Dr. Charles Edwards, a physician and professor of surgery at Baltimore’s, University of Maryland School of Medicine, noted that both in his personal life and his professional dealings with patients, he had found the use of exercise to be a significant factor in reducing and/or relieving lower back pain. Edwards went on to maintain that because the researchers had shown comparable findings among and between these very different modalities, that the research would make a significant contribution to the literature supporting the use of exercise as a means of treating low back pain and sciatica.Edwards went on to conclude that it may be said that exercise counters the effects or, as he put it, the vicious cycle, of sedentary life associated with a decrease in activity. The decreased activity associated with back pain and sciatica leads to weakness, stiffness, and even atrophy (shrinking and/or loss of muscle tissue when not used) in chronic back pain and sciatica sufferers. The loss of muscle tone and tissue is followed by a decrease in the production of endorphins (naturally produced opiates or pain killers in the body), this leads to increased pain sensitivity. The decrease in endorphins and the increased pain sensitivity of chronic back pain and sciatica sufferers, is almost certainly a factor in prescription pain medication abuse, as chronic back pain sufferers attempt to alleviate their suffering.

Edwards concludes by noting that this is a very real physical pattern that develops, and exercise helps to restore and preserve normal physiology or bodily functions, in chronic pain sufferers.
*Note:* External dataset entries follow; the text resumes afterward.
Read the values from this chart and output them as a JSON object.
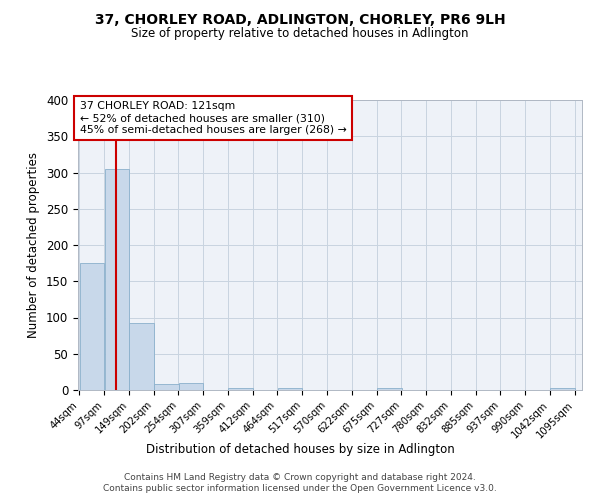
{
  "title1": "37, CHORLEY ROAD, ADLINGTON, CHORLEY, PR6 9LH",
  "title2": "Size of property relative to detached houses in Adlington",
  "xlabel": "Distribution of detached houses by size in Adlington",
  "ylabel": "Number of detached properties",
  "bin_edges": [
    44,
    97,
    149,
    202,
    254,
    307,
    359,
    412,
    464,
    517,
    570,
    622,
    675,
    727,
    780,
    832,
    885,
    937,
    990,
    1042,
    1095
  ],
  "bar_heights": [
    175,
    305,
    92,
    8,
    10,
    0,
    3,
    0,
    3,
    0,
    0,
    0,
    3,
    0,
    0,
    0,
    0,
    0,
    0,
    3,
    3
  ],
  "bar_color": "#c8d8ea",
  "bar_edge_color": "#8ab0cc",
  "property_size": 121,
  "vline_color": "#cc0000",
  "annotation_text": "37 CHORLEY ROAD: 121sqm\n← 52% of detached houses are smaller (310)\n45% of semi-detached houses are larger (268) →",
  "annotation_box_color": "white",
  "annotation_box_edge": "#cc0000",
  "ylim": [
    0,
    400
  ],
  "yticks": [
    0,
    50,
    100,
    150,
    200,
    250,
    300,
    350,
    400
  ],
  "grid_color": "#c8d4e0",
  "bg_color": "#eef2f8",
  "footer1": "Contains HM Land Registry data © Crown copyright and database right 2024.",
  "footer2": "Contains public sector information licensed under the Open Government Licence v3.0."
}
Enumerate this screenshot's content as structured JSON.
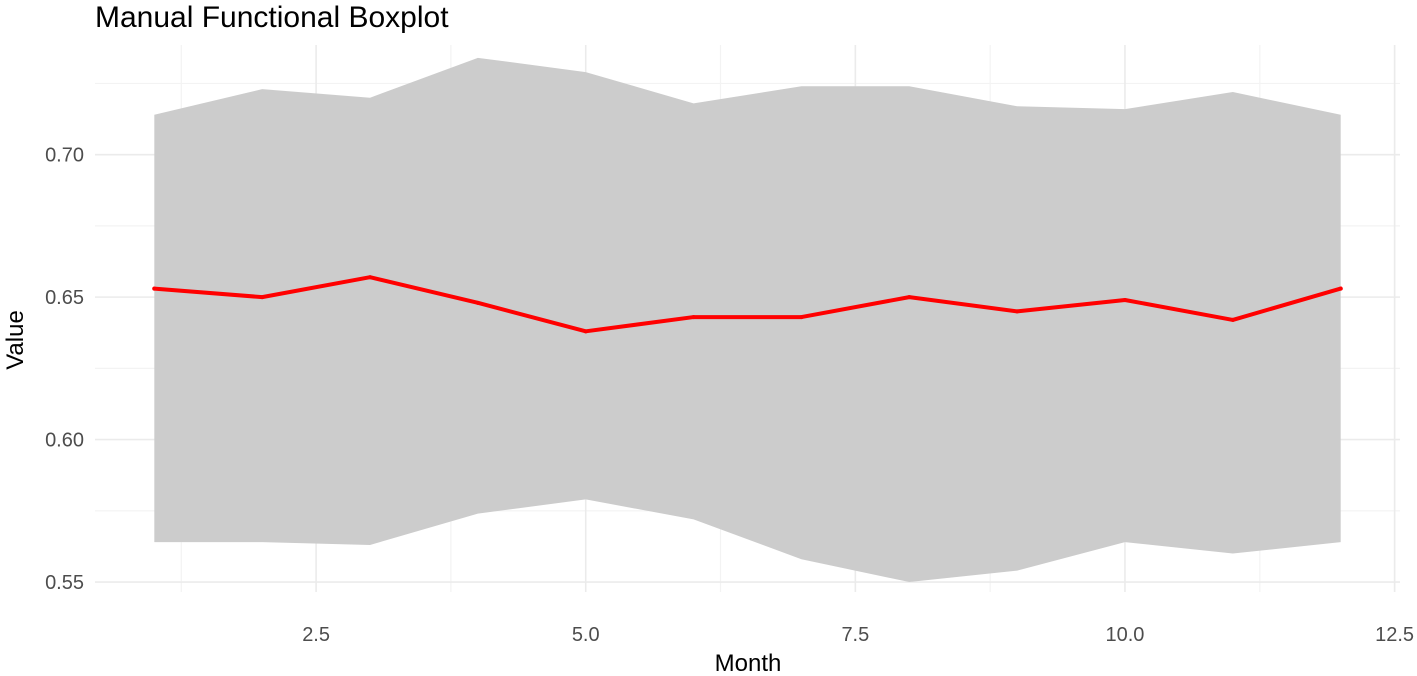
{
  "chart_data": {
    "type": "area",
    "title": "Manual Functional Boxplot",
    "xlabel": "Month",
    "ylabel": "Value",
    "xlim": [
      0.45,
      12.55
    ],
    "ylim": [
      0.5465,
      0.7385
    ],
    "x_ticks": [
      2.5,
      5.0,
      7.5,
      10.0,
      12.5
    ],
    "x_tick_labels": [
      "2.5",
      "5.0",
      "7.5",
      "10.0",
      "12.5"
    ],
    "y_ticks": [
      0.55,
      0.6,
      0.65,
      0.7
    ],
    "y_tick_labels": [
      "0.55",
      "0.60",
      "0.65",
      "0.70"
    ],
    "grid": true,
    "legend": "none",
    "x": [
      1,
      2,
      3,
      4,
      5,
      6,
      7,
      8,
      9,
      10,
      11,
      12
    ],
    "band": {
      "upper": [
        0.714,
        0.723,
        0.72,
        0.734,
        0.729,
        0.718,
        0.724,
        0.724,
        0.717,
        0.716,
        0.722,
        0.714
      ],
      "lower": [
        0.564,
        0.564,
        0.563,
        0.574,
        0.579,
        0.572,
        0.558,
        0.55,
        0.554,
        0.564,
        0.56,
        0.564
      ],
      "color": "#cccccc"
    },
    "series": [
      {
        "values": [
          0.653,
          0.65,
          0.657,
          0.648,
          0.638,
          0.643,
          0.643,
          0.65,
          0.645,
          0.649,
          0.642,
          0.653
        ],
        "color": "#ff0000"
      }
    ]
  }
}
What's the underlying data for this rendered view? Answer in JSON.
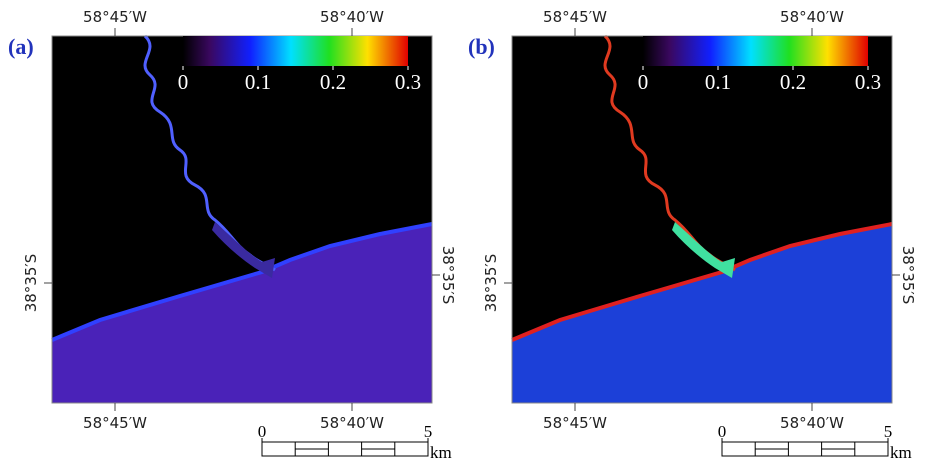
{
  "panels": [
    {
      "label": "(a)",
      "top_lon_labels": [
        "58°45′W",
        "58°40′W"
      ],
      "bottom_lon_labels": [
        "58°45′W",
        "58°40′W"
      ],
      "lat_label_left": "38°35′S",
      "lat_label_right": "38°35′S",
      "colorbar": {
        "range": [
          0,
          0.3
        ],
        "ticks": [
          0,
          0.1,
          0.2,
          0.3
        ]
      },
      "scale_bar": {
        "range": [
          0,
          5
        ],
        "ticks": [
          0,
          5
        ],
        "unit": "km"
      }
    },
    {
      "label": "(b)",
      "top_lon_labels": [
        "58°45′W",
        "58°40′W"
      ],
      "bottom_lon_labels": [
        "58°45′W",
        "58°40′W"
      ],
      "lat_label_left": "38°35′S",
      "lat_label_right": "38°35′S",
      "colorbar": {
        "range": [
          0,
          0.3
        ],
        "ticks": [
          0,
          0.1,
          0.2,
          0.3
        ]
      },
      "scale_bar": {
        "range": [
          0,
          5
        ],
        "ticks": [
          0,
          5
        ],
        "unit": "km"
      }
    }
  ]
}
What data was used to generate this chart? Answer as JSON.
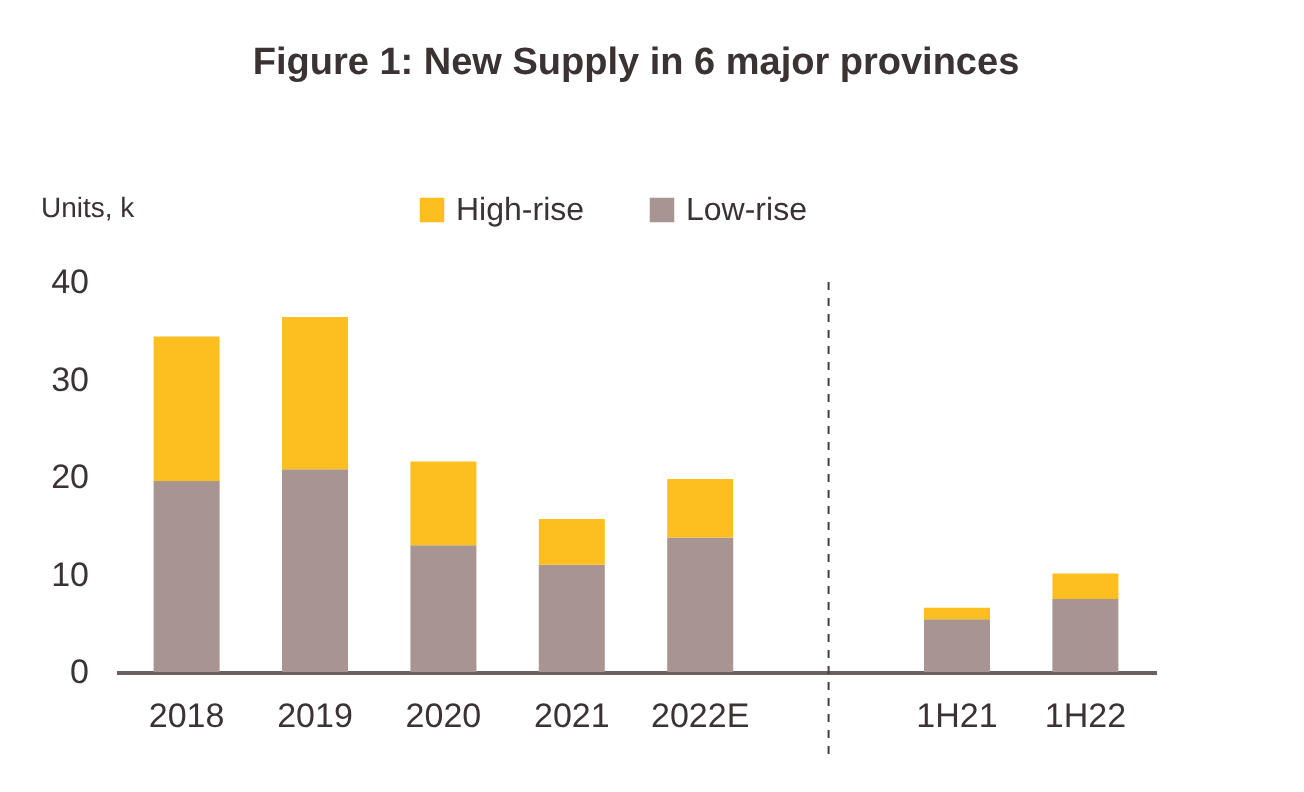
{
  "chart_data": {
    "type": "bar",
    "title": "Figure 1: New Supply in 6 major provinces",
    "ylabel": "Units, k",
    "categories": [
      "2018",
      "2019",
      "2020",
      "2021",
      "2022E",
      null,
      "1H21",
      "1H22"
    ],
    "stacked": true,
    "series": [
      {
        "name": "Low-rise",
        "color": "#a89591",
        "values": [
          19.6,
          20.8,
          13.0,
          11.0,
          13.8,
          null,
          5.4,
          7.5
        ]
      },
      {
        "name": "High-rise",
        "color": "#fdbe20",
        "values": [
          14.8,
          15.6,
          8.6,
          4.7,
          6.0,
          null,
          1.2,
          2.6
        ]
      }
    ],
    "ylim": [
      0,
      40
    ],
    "yticks": [
      0,
      10,
      20,
      30,
      40
    ],
    "ref_lines": [
      {
        "axis": "x",
        "value": null,
        "line_style": "dashed",
        "color": "#4a3f3f"
      }
    ],
    "legend": "top"
  }
}
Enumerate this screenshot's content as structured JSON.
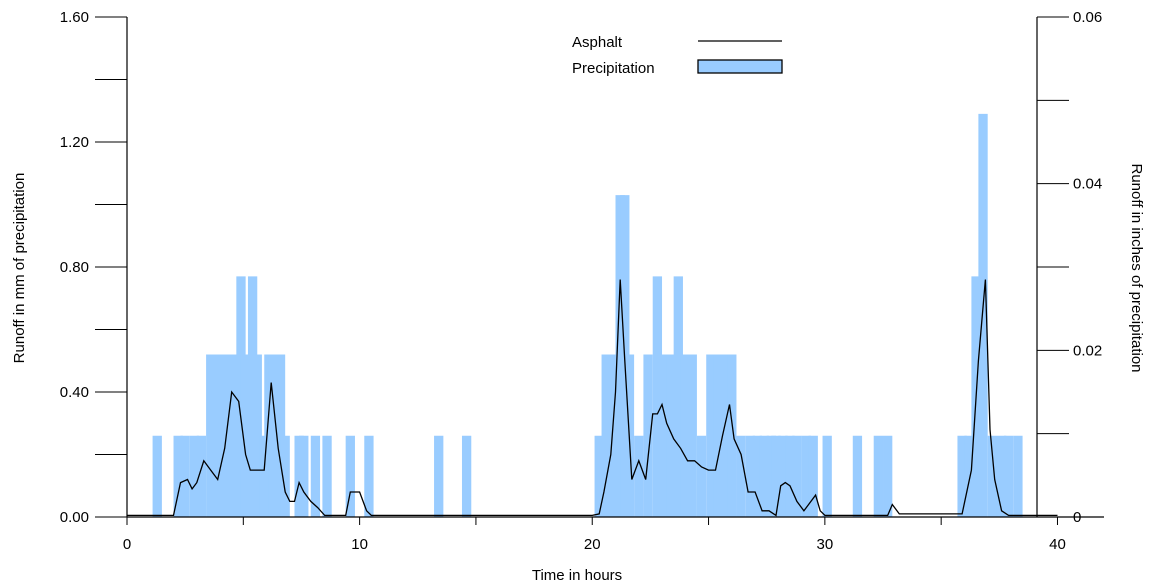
{
  "chart_data": {
    "type": "bar+line",
    "xlabel": "Time in hours",
    "ylabel_left": "Runoff in mm of precipitation",
    "ylabel_right": "Runoff in inches of precipitation",
    "xlim": [
      0,
      42
    ],
    "ylim_left": [
      0,
      1.6
    ],
    "ylim_right": [
      0,
      0.06
    ],
    "x_ticks": [
      0,
      10,
      20,
      30,
      40
    ],
    "x_tick_labels": [
      "0",
      "10",
      "20",
      "30",
      "40"
    ],
    "y_left_ticks": [
      0,
      0.4,
      0.8,
      1.2,
      1.6
    ],
    "y_left_tick_labels": [
      "0.00",
      "0.40",
      "0.80",
      "1.20",
      "1.60"
    ],
    "y_right_ticks": [
      0,
      0.02,
      0.04,
      0.06
    ],
    "y_right_tick_labels": [
      "0",
      "0.02",
      "0.04",
      "0.06"
    ],
    "legend": {
      "position": "top-center",
      "entries": [
        {
          "label": "Asphalt",
          "kind": "line",
          "color": "#000000"
        },
        {
          "label": "Precipitation",
          "kind": "bar",
          "color": "#99ccff"
        }
      ]
    },
    "bar_color": "#99ccff",
    "line_color": "#000000",
    "precipitation": {
      "name": "Precipitation",
      "bar_width_hours": 0.4,
      "x": [
        1.3,
        2.2,
        2.5,
        2.9,
        3.2,
        3.6,
        3.8,
        4.1,
        4.3,
        4.6,
        4.9,
        5.1,
        5.4,
        5.6,
        5.9,
        6.1,
        6.3,
        6.6,
        6.8,
        7.4,
        7.6,
        8.1,
        8.6,
        9.6,
        10.4,
        13.4,
        14.6,
        20.3,
        20.6,
        20.9,
        21.2,
        21.4,
        21.6,
        22.0,
        22.4,
        22.8,
        23.1,
        23.4,
        23.7,
        24.0,
        24.3,
        24.7,
        25.1,
        25.4,
        25.7,
        26.0,
        26.4,
        26.8,
        27.1,
        27.4,
        27.7,
        27.9,
        28.2,
        28.5,
        28.8,
        29.2,
        29.5,
        30.1,
        31.4,
        32.3,
        32.7,
        35.9,
        36.2,
        36.5,
        36.8,
        37.2,
        37.6,
        37.9,
        38.3
      ],
      "values": [
        0.26,
        0.26,
        0.26,
        0.26,
        0.26,
        0.52,
        0.52,
        0.52,
        0.52,
        0.52,
        0.77,
        0.52,
        0.77,
        0.52,
        0.26,
        0.52,
        0.52,
        0.52,
        0.26,
        0.26,
        0.26,
        0.26,
        0.26,
        0.26,
        0.26,
        0.26,
        0.26,
        0.26,
        0.52,
        0.52,
        1.03,
        1.03,
        0.52,
        0.26,
        0.52,
        0.77,
        0.52,
        0.52,
        0.77,
        0.52,
        0.52,
        0.26,
        0.52,
        0.52,
        0.52,
        0.52,
        0.26,
        0.26,
        0.26,
        0.26,
        0.26,
        0.26,
        0.26,
        0.26,
        0.26,
        0.26,
        0.26,
        0.26,
        0.26,
        0.26,
        0.26,
        0.26,
        0.26,
        0.77,
        1.29,
        0.26,
        0.26,
        0.26,
        0.26
      ]
    },
    "asphalt": {
      "name": "Asphalt",
      "x": [
        0,
        2.0,
        2.3,
        2.6,
        2.8,
        3.0,
        3.3,
        3.6,
        3.9,
        4.2,
        4.5,
        4.8,
        5.1,
        5.3,
        5.6,
        5.9,
        6.2,
        6.5,
        6.8,
        7.0,
        7.2,
        7.4,
        7.6,
        7.9,
        8.2,
        8.5,
        8.8,
        9.1,
        9.4,
        9.6,
        9.7,
        10.0,
        10.3,
        10.5,
        20.0,
        20.3,
        20.5,
        20.8,
        21.0,
        21.2,
        21.4,
        21.7,
        22.0,
        22.3,
        22.6,
        22.8,
        23.0,
        23.2,
        23.5,
        23.8,
        24.1,
        24.4,
        24.7,
        25.0,
        25.3,
        25.6,
        25.9,
        26.1,
        26.4,
        26.7,
        27.0,
        27.3,
        27.6,
        27.9,
        28.1,
        28.3,
        28.5,
        28.8,
        29.1,
        29.3,
        29.6,
        29.8,
        30.0,
        32.7,
        32.9,
        33.2,
        35.9,
        36.3,
        36.6,
        36.9,
        37.1,
        37.3,
        37.6,
        37.9,
        38.2,
        38.5,
        40.0
      ],
      "values": [
        0.005,
        0.005,
        0.11,
        0.12,
        0.09,
        0.11,
        0.18,
        0.15,
        0.12,
        0.22,
        0.4,
        0.37,
        0.2,
        0.15,
        0.15,
        0.15,
        0.43,
        0.22,
        0.08,
        0.05,
        0.05,
        0.11,
        0.08,
        0.05,
        0.03,
        0.005,
        0.005,
        0.005,
        0.005,
        0.08,
        0.08,
        0.08,
        0.02,
        0.005,
        0.005,
        0.01,
        0.08,
        0.2,
        0.4,
        0.76,
        0.5,
        0.12,
        0.18,
        0.12,
        0.33,
        0.33,
        0.36,
        0.3,
        0.25,
        0.22,
        0.18,
        0.18,
        0.16,
        0.15,
        0.15,
        0.26,
        0.36,
        0.25,
        0.2,
        0.08,
        0.08,
        0.02,
        0.02,
        0.005,
        0.1,
        0.11,
        0.1,
        0.05,
        0.02,
        0.04,
        0.07,
        0.02,
        0.005,
        0.005,
        0.04,
        0.01,
        0.01,
        0.15,
        0.5,
        0.76,
        0.28,
        0.12,
        0.02,
        0.005,
        0.005,
        0.005,
        0.005
      ]
    }
  }
}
I would argue that it is also, and equally, a psychological pattern, one that contributes to the well-being of the back pain and sciatica sufferer when he or she is actively engaged in an exercise program.In conclusion, the following findings are informative: one, in working with and treating patients displaying symptoms of chronic lower back pain and sciatica, low impact aerobics is just as effective a treatment modality as exercising with machines, lifting weights or even physical therapy; second, after 3 consecutive months in one of the three test groups, back pain sufferers using one of the three treatment strategies reported a significant overall reduction in low back pain and sciatica; and finally, the researchers involved in the study, and others interviewed, all suggest that exercise breaks the vicious cycle of a sedentary lifestyle, decreased activity, that leads to stiff muscles, weakness, atrophy and an increased sensitivity to back pain and sciatica.